Integration of PQS peptides in endogenous proteins by genome engineering
We further explored the use of the PQS peptides by their introduction at the C-terminus of endogenous proteins. We used recombinant adeno-associated virus (rAAV) in combination with Clustered Regularly-Interspaced Short Palindromic Repeats (CRISPR)/Cas9 to generate a cell line that expresses an endogenous p53 protein containing a C-terminal combinatorial 3xFLAG-PQS1 tag (HCT116 TP53+/PQS1-FLAG). The tryptic context was also introduced to ensure optimal release upon tryptic digestion. We also generated a cell line containing the 3xHA-PQS2 tag fused to the C-terminus of MDM2 (HCT116 MDM2+/PQS2-HA) (Fig. 5A). Cell lines were validated by PCR analysis, DNA sequencing, Southern blot and Western blot (Supplementary Figures S-3 and S-4 respectively). Upon specific pull down of the bait protein (anti-FLAG for p53 and anti-HA for MDM2) a clear signal was observed in the enriched samples from engineered cell lines (p53 by PQS1, MDM2 by PQS2), while no signal was observed in control samples (Fig. 5B,C). Next, we assessed dynamic interaction profiles by increasing p53 protein levels through addition of Nutlin3. As expected, Nutlin3 treatment leads to increased levels of p53 and thus the PQS1 peptide (Fig. 5B).
Affinity purification followed by SRM analysis of PQS peptides introduced in endogenous proteins in human HCT116 cells.
(A) Schematic representation of the two engineered HCT116 cell lines employed in this experiment. One of two alleles encodes for the tagged version of the protein.
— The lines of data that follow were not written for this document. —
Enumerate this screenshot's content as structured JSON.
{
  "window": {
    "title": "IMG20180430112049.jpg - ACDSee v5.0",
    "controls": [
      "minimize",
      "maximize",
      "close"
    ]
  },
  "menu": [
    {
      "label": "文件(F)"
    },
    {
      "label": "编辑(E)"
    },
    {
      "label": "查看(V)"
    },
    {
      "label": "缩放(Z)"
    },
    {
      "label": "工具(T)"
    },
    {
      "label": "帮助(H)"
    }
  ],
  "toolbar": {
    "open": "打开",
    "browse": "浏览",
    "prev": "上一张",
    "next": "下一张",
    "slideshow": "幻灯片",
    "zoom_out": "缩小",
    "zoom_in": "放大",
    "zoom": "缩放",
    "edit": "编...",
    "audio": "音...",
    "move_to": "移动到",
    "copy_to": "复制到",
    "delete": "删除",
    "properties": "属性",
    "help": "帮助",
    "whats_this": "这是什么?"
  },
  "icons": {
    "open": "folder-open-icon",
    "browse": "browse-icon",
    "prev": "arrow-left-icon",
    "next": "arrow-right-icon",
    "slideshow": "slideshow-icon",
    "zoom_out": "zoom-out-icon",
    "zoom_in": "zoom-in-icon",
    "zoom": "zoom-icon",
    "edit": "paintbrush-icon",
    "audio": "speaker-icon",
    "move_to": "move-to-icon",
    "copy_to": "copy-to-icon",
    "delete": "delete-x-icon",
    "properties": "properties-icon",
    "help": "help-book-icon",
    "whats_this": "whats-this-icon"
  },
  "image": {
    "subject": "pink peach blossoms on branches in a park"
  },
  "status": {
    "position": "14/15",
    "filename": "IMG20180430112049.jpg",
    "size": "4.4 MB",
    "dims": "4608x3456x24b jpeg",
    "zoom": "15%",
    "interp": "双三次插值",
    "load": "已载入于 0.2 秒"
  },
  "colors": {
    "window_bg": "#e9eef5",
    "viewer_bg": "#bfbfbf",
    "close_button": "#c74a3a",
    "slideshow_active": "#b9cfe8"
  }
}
The PQS1-3xFLAG combinatorial tag was introduced on the C-terminus of the endogenous p53 protein resulting in HCT116 TP53+/PQS1-FLAG MDM2+/+ cells, while the PQS2-3xHAtag was introduced on endogenous MDM2 resulting in HCT116 TP53+/+ MDM2+/PQS2-HA cells. (B) Peak area ratio (PAR) measurement of 5 transitions of the PQS1 peptide after enrichment with anti-FLAG antibody. (C) PAR of 4 transitions of the PQS2 peptide after anti-HA mediated enrichment. The plots depict the peak area ratio of the light peptide to the heavy counterpart (PAR; final amount: 15 fmol injected).
In a next step we monitored the interaction between p53 and MDM2. To this end, we created an additional cell line where the 3xFLAG-PQS1 tag sequence was introduced on endogenous p53 in the background of the engineered MDM2 cell line, resulting in HCT116 TP53+/PQS1-FLAG MDM2+/PQS2-HA cells (Fig. 6A). This engineered cell line allows quantitative endogenous Co-IP analysis. Because of a high turnover rate, wild-type p53 and MDM2 are typically expressed at low endogenous levels in most cultured cell lines including HCT116 cells. By using the PQS peptides as a proxy, we were able to detect the interaction in presence of MG132 when enriching for the complex by the HA-tag fused to MDM2 linked by the PQS2 peptide in the engineered HCT116 cells (Fig. 6B,C).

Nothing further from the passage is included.